HOSPITALIZATIONS PUSHED UP
The number of people hospitalized with the virus nationwide and those sick enough to require intensive care remain at or near record levels. In much of the West, in parts of the Midwest and in more rural areas of the country, where Omicron surges have hit later, cases and hospitalizations are still growing significantly. "The country remains far from the end of the Omicron wave," reported The New York Times on Friday.
Most of the decrease in new hospital admissions has so far been in areas that experienced Omicron outbreaks earliest. Omicron reached many metropolitan areas in the eastern half of the country before it became the dominant variant nationwide, and hospitalizations jumped quickly in the Northeast and the South before the new year. Now, hospitalizations are beginning to level off in the Northeast in particular, said the report.

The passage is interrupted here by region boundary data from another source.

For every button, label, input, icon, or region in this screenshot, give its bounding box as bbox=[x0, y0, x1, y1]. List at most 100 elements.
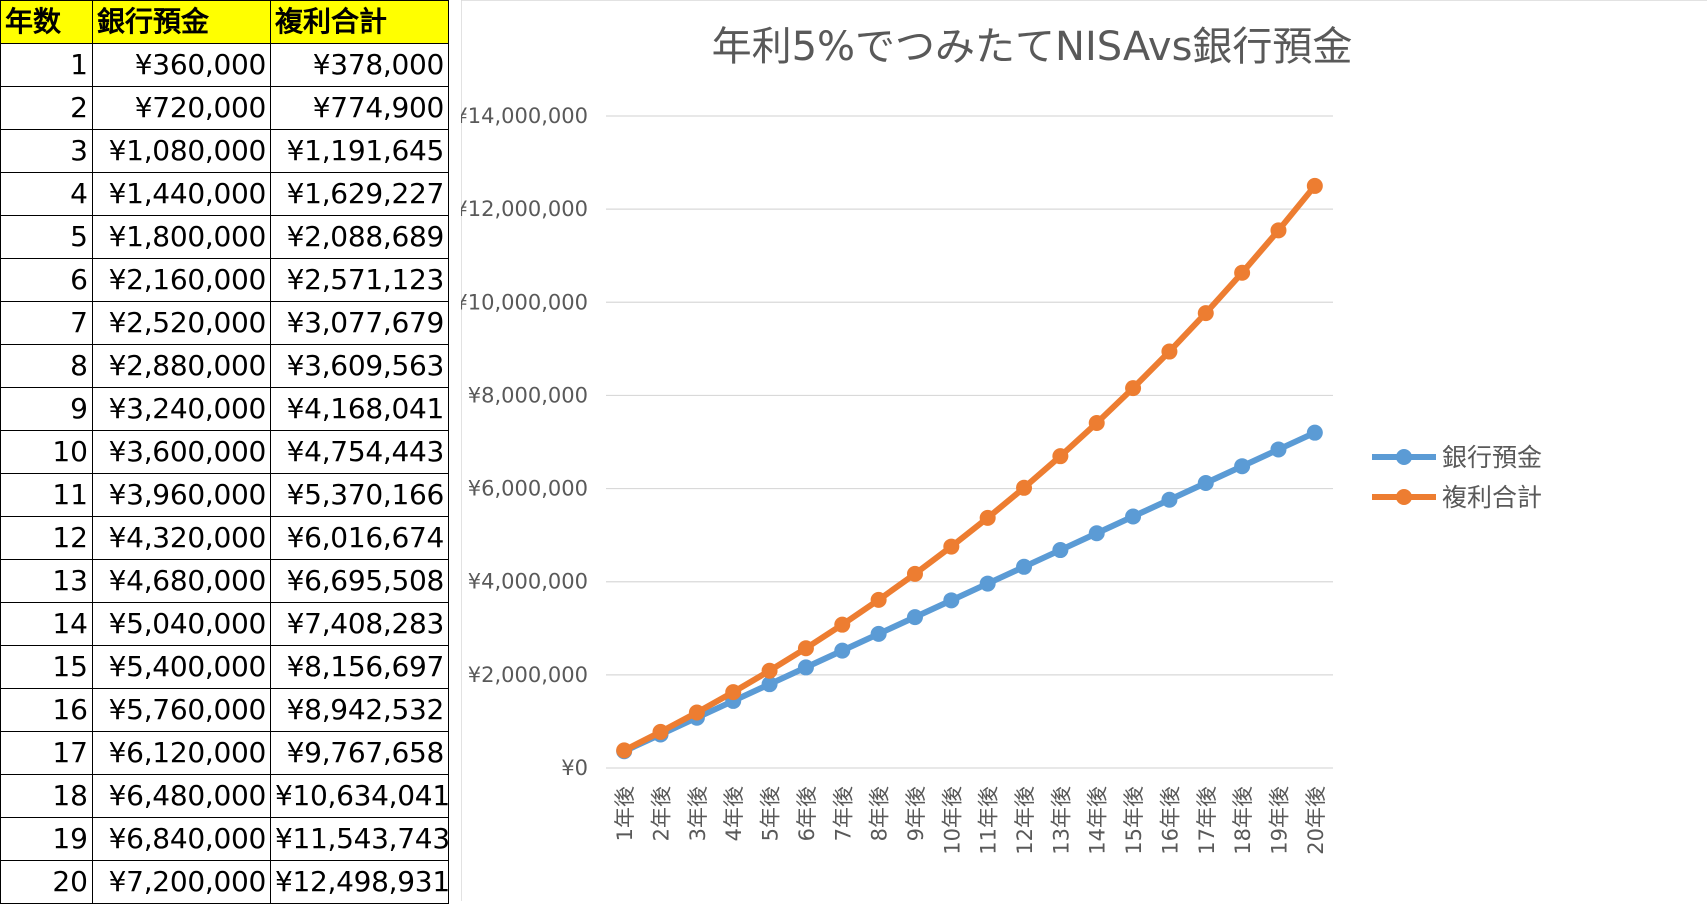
data-point[interactable] bbox=[943, 592, 960, 609]
data-point[interactable] bbox=[652, 723, 669, 740]
data-point[interactable] bbox=[943, 538, 960, 555]
cell-compound-total[interactable]: ¥8,942,532 bbox=[270, 688, 449, 732]
cell-year[interactable]: 2 bbox=[0, 86, 93, 130]
data-point[interactable] bbox=[870, 591, 887, 608]
cell-year[interactable]: 18 bbox=[0, 774, 93, 818]
data-point[interactable] bbox=[1016, 479, 1033, 496]
cell-compound-total[interactable]: ¥12,498,931 bbox=[270, 860, 449, 904]
legend-item[interactable]: 複利合計 bbox=[1372, 483, 1542, 512]
cell-year[interactable]: 20 bbox=[0, 860, 93, 904]
cell-bank-deposit[interactable]: ¥3,240,000 bbox=[92, 387, 271, 431]
cell-compound-total[interactable]: ¥6,695,508 bbox=[270, 559, 449, 603]
cell-bank-deposit[interactable]: ¥1,080,000 bbox=[92, 129, 271, 173]
cell-compound-total[interactable]: ¥3,077,679 bbox=[270, 301, 449, 345]
cell-compound-total[interactable]: ¥378,000 bbox=[270, 43, 449, 87]
data-point[interactable] bbox=[797, 659, 814, 676]
cell-year[interactable]: 5 bbox=[0, 215, 93, 259]
cell-bank-deposit[interactable]: ¥360,000 bbox=[92, 43, 271, 87]
data-point[interactable] bbox=[1161, 343, 1178, 360]
cell-bank-deposit[interactable]: ¥3,960,000 bbox=[92, 473, 271, 517]
cell-compound-total[interactable]: ¥11,543,743 bbox=[270, 817, 449, 861]
data-point[interactable] bbox=[1270, 441, 1287, 458]
cell-bank-deposit[interactable]: ¥4,320,000 bbox=[92, 516, 271, 560]
cell-bank-deposit[interactable]: ¥1,440,000 bbox=[92, 172, 271, 216]
data-point[interactable] bbox=[1234, 264, 1251, 281]
data-point[interactable] bbox=[1270, 222, 1287, 239]
cell-bank-deposit[interactable]: ¥6,120,000 bbox=[92, 731, 271, 775]
cell-year[interactable]: 17 bbox=[0, 731, 93, 775]
data-point[interactable] bbox=[1125, 508, 1142, 525]
data-point[interactable] bbox=[1306, 177, 1323, 194]
data-point[interactable] bbox=[725, 684, 742, 701]
cell-year[interactable]: 19 bbox=[0, 817, 93, 861]
data-point[interactable] bbox=[797, 640, 814, 657]
cell-year[interactable]: 16 bbox=[0, 688, 93, 732]
cell-compound-total[interactable]: ¥1,191,645 bbox=[270, 129, 449, 173]
data-point[interactable] bbox=[1052, 542, 1069, 559]
cell-bank-deposit[interactable]: ¥5,040,000 bbox=[92, 602, 271, 646]
cell-bank-deposit[interactable]: ¥720,000 bbox=[92, 86, 271, 130]
data-point[interactable] bbox=[688, 704, 705, 721]
data-point[interactable] bbox=[834, 616, 851, 633]
data-point[interactable] bbox=[1125, 380, 1142, 397]
data-point[interactable] bbox=[834, 642, 851, 659]
header-bank-deposit[interactable]: 銀行預金 bbox=[92, 0, 271, 44]
cell-compound-total[interactable]: ¥6,016,674 bbox=[270, 516, 449, 560]
data-point[interactable] bbox=[1052, 448, 1069, 465]
cell-compound-total[interactable]: ¥5,370,166 bbox=[270, 473, 449, 517]
cell-year[interactable]: 1 bbox=[0, 43, 93, 87]
data-point[interactable] bbox=[979, 575, 996, 592]
data-point[interactable] bbox=[1088, 525, 1105, 542]
cell-compound-total[interactable]: ¥4,168,041 bbox=[270, 387, 449, 431]
cell-year[interactable]: 14 bbox=[0, 602, 93, 646]
cell-year[interactable]: 4 bbox=[0, 172, 93, 216]
cell-year[interactable]: 12 bbox=[0, 516, 93, 560]
cell-year[interactable]: 8 bbox=[0, 344, 93, 388]
cell-compound-total[interactable]: ¥10,634,041 bbox=[270, 774, 449, 818]
data-point[interactable] bbox=[761, 676, 778, 693]
data-point[interactable] bbox=[1197, 305, 1214, 322]
cell-compound-total[interactable]: ¥1,629,227 bbox=[270, 172, 449, 216]
cell-bank-deposit[interactable]: ¥5,400,000 bbox=[92, 645, 271, 689]
data-point[interactable] bbox=[870, 625, 887, 642]
cell-compound-total[interactable]: ¥3,609,563 bbox=[270, 344, 449, 388]
data-point[interactable] bbox=[761, 662, 778, 679]
data-point[interactable] bbox=[906, 565, 923, 582]
data-point[interactable] bbox=[1161, 491, 1178, 508]
data-point[interactable] bbox=[616, 742, 633, 759]
cell-bank-deposit[interactable]: ¥5,760,000 bbox=[92, 688, 271, 732]
cell-year[interactable]: 7 bbox=[0, 301, 93, 345]
cell-compound-total[interactable]: ¥8,156,697 bbox=[270, 645, 449, 689]
cell-year[interactable]: 6 bbox=[0, 258, 93, 302]
cell-year[interactable]: 13 bbox=[0, 559, 93, 603]
cell-compound-total[interactable]: ¥774,900 bbox=[270, 86, 449, 130]
header-compound-total[interactable]: 複利合計 bbox=[270, 0, 449, 44]
cell-compound-total[interactable]: ¥9,767,658 bbox=[270, 731, 449, 775]
data-point[interactable] bbox=[1306, 424, 1323, 441]
cell-year[interactable]: 10 bbox=[0, 430, 93, 474]
cell-year[interactable]: 9 bbox=[0, 387, 93, 431]
cell-bank-deposit[interactable]: ¥6,480,000 bbox=[92, 774, 271, 818]
data-point[interactable] bbox=[979, 509, 996, 526]
cell-bank-deposit[interactable]: ¥2,880,000 bbox=[92, 344, 271, 388]
cell-bank-deposit[interactable]: ¥1,800,000 bbox=[92, 215, 271, 259]
cell-year[interactable]: 11 bbox=[0, 473, 93, 517]
cell-bank-deposit[interactable]: ¥2,520,000 bbox=[92, 301, 271, 345]
data-point[interactable] bbox=[1016, 558, 1033, 575]
cell-bank-deposit[interactable]: ¥7,200,000 bbox=[92, 860, 271, 904]
cell-bank-deposit[interactable]: ¥2,160,000 bbox=[92, 258, 271, 302]
cell-compound-total[interactable]: ¥2,571,123 bbox=[270, 258, 449, 302]
data-point[interactable] bbox=[906, 609, 923, 626]
data-point[interactable] bbox=[1088, 414, 1105, 431]
data-point[interactable] bbox=[1234, 458, 1251, 475]
cell-compound-total[interactable]: ¥2,088,689 bbox=[270, 215, 449, 259]
legend-item[interactable]: 銀行預金 bbox=[1372, 443, 1542, 472]
cell-compound-total[interactable]: ¥4,754,443 bbox=[270, 430, 449, 474]
cell-bank-deposit[interactable]: ¥4,680,000 bbox=[92, 559, 271, 603]
header-years[interactable]: 年数 bbox=[0, 0, 93, 44]
cell-bank-deposit[interactable]: ¥6,840,000 bbox=[92, 817, 271, 861]
data-point[interactable] bbox=[1197, 474, 1214, 491]
cell-bank-deposit[interactable]: ¥3,600,000 bbox=[92, 430, 271, 474]
cell-compound-total[interactable]: ¥7,408,283 bbox=[270, 602, 449, 646]
cell-year[interactable]: 3 bbox=[0, 129, 93, 173]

Hospitalizations in the Midwest are also plateauing, but the region still has high numbers of people in intensive care. That is in part because Midwestern hospitals were already stretched thin by the Delta variant surge when Omicron arrived in early December. In Southern states, hospitalizations and ICU rates were among the lowest in the country just before Omicron, but they have sharply risen with the latest wave, it added.
"The fast-spreading Omicron variant has fueled a rise in COVID-19 cases to levels far beyond any recorded in the United States since the start of the pandemic," reported The Wall Street Journal on Friday.
A study, cited in the report, found that for every 10,000 cases of COVID-19 detected outside of a hospital, 110 of those with the Delta variant had symptoms and ended up in the hospital. For those with Omicron, only 16 were hospitalized.
But Omicron variant is estimated to be about three to five times more contagious than Delta. Consequently, the number of people infected is many times greater than during the Delta peak in late summer of 2021. So even though Omicron is less likely to result in severe disease, the sheer scale of infections means the raw number of hospitalizations now exceeds the peak number when Delta was dominant, said the study.
The study conducted by Kaiser Permanente, a California-based hospital and health-insurance company, and funded by the U.S. Centers for Disease Control and Prevention (CDC), examined nearly 70,000 COVID-19 cases in Southern California from Nov. 30 to Jan. 1. It found rates of hospitalization, admission to intensive-care units, mechanical ventilation and death were all substantially lower in patients infected with Omicron.